Ma la questione più delicata e in via di definizione – perché sul tema si attendono ancora le nuove linee guida – è quella dei costi. “Voglio fare – ha detto Ciucci – una sola osservazione: pur consapevoli della complessità e rilevanza delle questioni rimesse al CCT e dell’alto grado di professionalità richiesto ai componenti occorre avviare una riflessione complessiva onde evitare che un’incidenza economica eccessiva possa indurre a esiti negativi sulla sopravvivenza di un istituto che reputiamo essenziale.

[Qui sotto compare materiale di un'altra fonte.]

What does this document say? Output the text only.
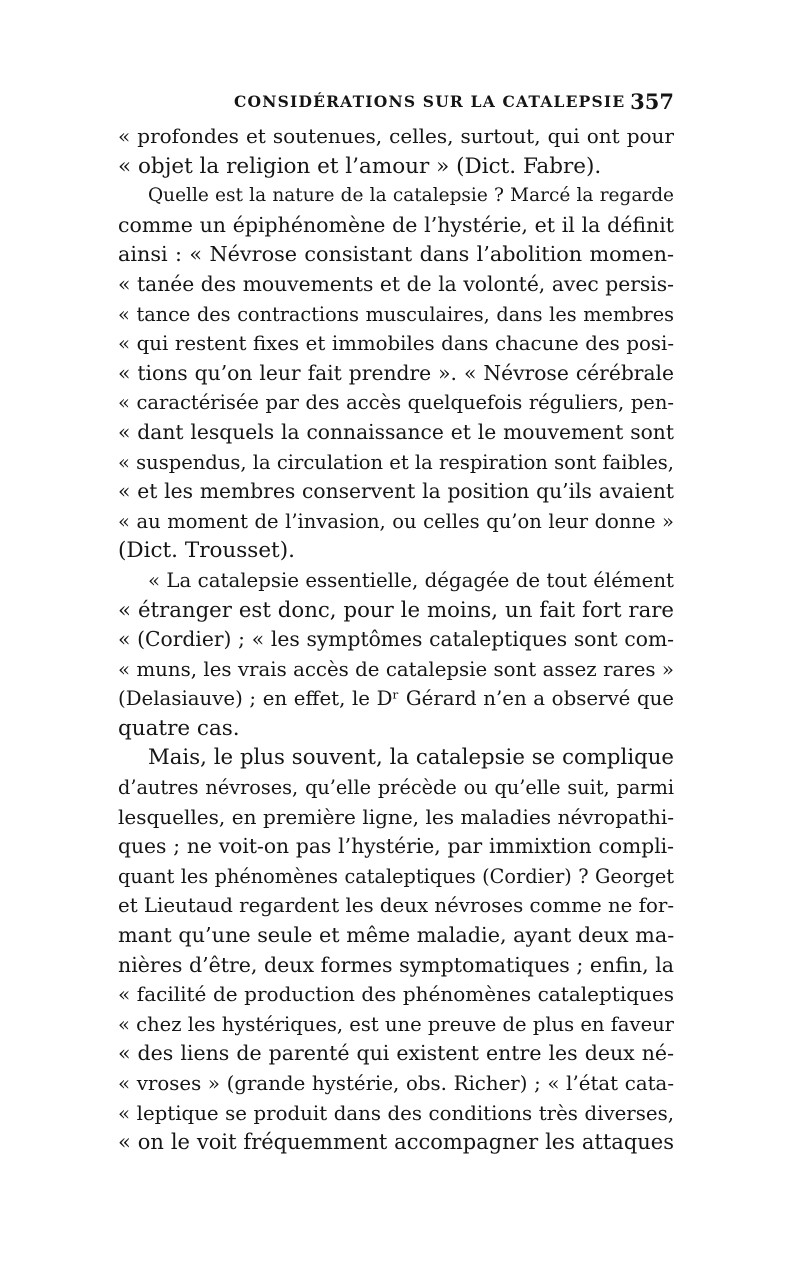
CONSIDÉRATIONS SUR LA CATALEPSIE 357
« profondes et soutenues, celles, surtout, qui ont pour
« objet la religion et l’amour » (Dict. Fabre).
Quelle est la nature de la catalepsie ? Marcé la regarde
comme un épiphénomène de l’hystérie, et il la définit
ainsi : « Névrose consistant dans l’abolition momen-
« tanée des mouvements et de la volonté, avec persis-
« tance des contractions musculaires, dans les membres
« qui restent fixes et immobiles dans chacune des posi-
« tions qu’on leur fait prendre ». « Névrose cérébrale
« caractérisée par des accès quelquefois réguliers, pen-
« dant lesquels la connaissance et le mouvement sont
« suspendus, la circulation et la respiration sont faibles,
« et les membres conservent la position qu’ils avaient
« au moment de l’invasion, ou celles qu’on leur donne »
(Dict. Trousset).
« La catalepsie essentielle, dégagée de tout élément
« étranger est donc, pour le moins, un fait fort rare
« (Cordier) ; « les symptômes cataleptiques sont com-
« muns, les vrais accès de catalepsie sont assez rares »
(Delasiauve) ; en effet, le Dʳ Gérard n’en a observé que
quatre cas.
Mais, le plus souvent, la catalepsie se complique
d’autres névroses, qu’elle précède ou qu’elle suit, parmi
lesquelles, en première ligne, les maladies névropathi-
ques ; ne voit-on pas l’hystérie, par immixtion compli-
quant les phénomènes cataleptiques (Cordier) ? Georget
et Lieutaud regardent les deux névroses comme ne for-
mant qu’une seule et même maladie, ayant deux ma-
nières d’être, deux formes symptomatiques ; enfin, la
« facilité de production des phénomènes cataleptiques
« chez les hystériques, est une preuve de plus en faveur
« des liens de parenté qui existent entre les deux né-
« vroses » (grande hystérie, obs. Richer) ; « l’état cata-
« leptique se produit dans des conditions très diverses,
« on le voit fréquemment accompagner les attaques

Ciò in particolare in ragione della evoluzione dell’istituto da strumento di risoluzione a strumento di prevenzione delle controversie, quasi un CTU in corso d’opera”. Una proposta di Ance per una possibile riduzione dei costi è  quella di “sottrarre all’applicazione delle tariffe e sottoporre a compenso fisso i pareri che non hanno diretta incidenza economica sull’appalto e si sostanziano in mere questioni giuridiche”.

Altre due proposte riguardano la possibile evoluzione dell’istituto, nel senso di un maggiore utilizzo: la prima è la riduzione della soglia economica di applicazione obbligatoria dell’istituto a due milioni di euro; la seconda, nell’ottica di una pulizia normativa, è ragionare sulla sopravvivenza dell’istituto dell’accordo bonario ormai francamente obsoleto e al più foriero di potenziali confusioni, vista l’obbligatorietà del parere  del CCT in caso di riserve.

Storto (MIT): inventarsi un mestiere nuovo

Larga prevalenza degli interventi che danno una valutazione positiva dell’istituto e dei suoi risultati, anche se ciascuno ha sottolineato aspetti specifici.

Il capo di gabinetto del MIT, Alfredo Storto, ha voluto porre l’accento sui caratteri innovativi della sistemazione compiuta  dal codice e dal correttivo dell’istituto, che non solo facilita l’esecuzione delle opere, ma contribuisce a “prevenire le controversie” e alla loro “rapida soluzione”. “Qui non si tratta di fare sentenze e neanche lodi – ha detto Storto – qui bisogna inventarsi un mestiere nuovo: il mestiere della captazione del problema, della capacità di discutere il problema con una tecnica diversa da quella della contrapposizione giudiziaria, dell’individuazione di una soluzione che non sia una soluzione puntuale e istantanea, ma l’avvio di un percorso”. Il contenimento dei costi del CCT per Storto è “un bersaglio sbagliato”.

Anche la grande maggioranza degli interventi degli altri relatori – alcuni dei quali hanno dichiarato esplicitamente di avere incarichi in CCT – hanno assunto questa posizione che “il problema non sono i costi”. Questione ribadita, invece, dalla responsabile della Direzione Opere pubbliche dell’Ance, Francesca Ottavi.

I numeri dell’Anas

L’intervento forse più fattivo e significativo sull’impatto del CCT è stato quello di Eleonora Maria Mariani, capo della direzione legale di Anas, che ha anzitutto registrato “una marcata situazione di sbilanciamento a favore della funzione decisionale, perché nella nostra esperienza i pareri richiesti ai CCT sono meno di una decina, mentre la risulozone delle controversie con lodo ha caratterizzato notevolmente l’istituto”. I numeri dell’esperienza Anas, d’altra parte, parlano da soli. “L’effetto per noi più positivo – ha detto Mariani – è stato quello di deflazione del contenzioso giudiziario civile in materia di lavori che si colloca nell’ordine del 27%”.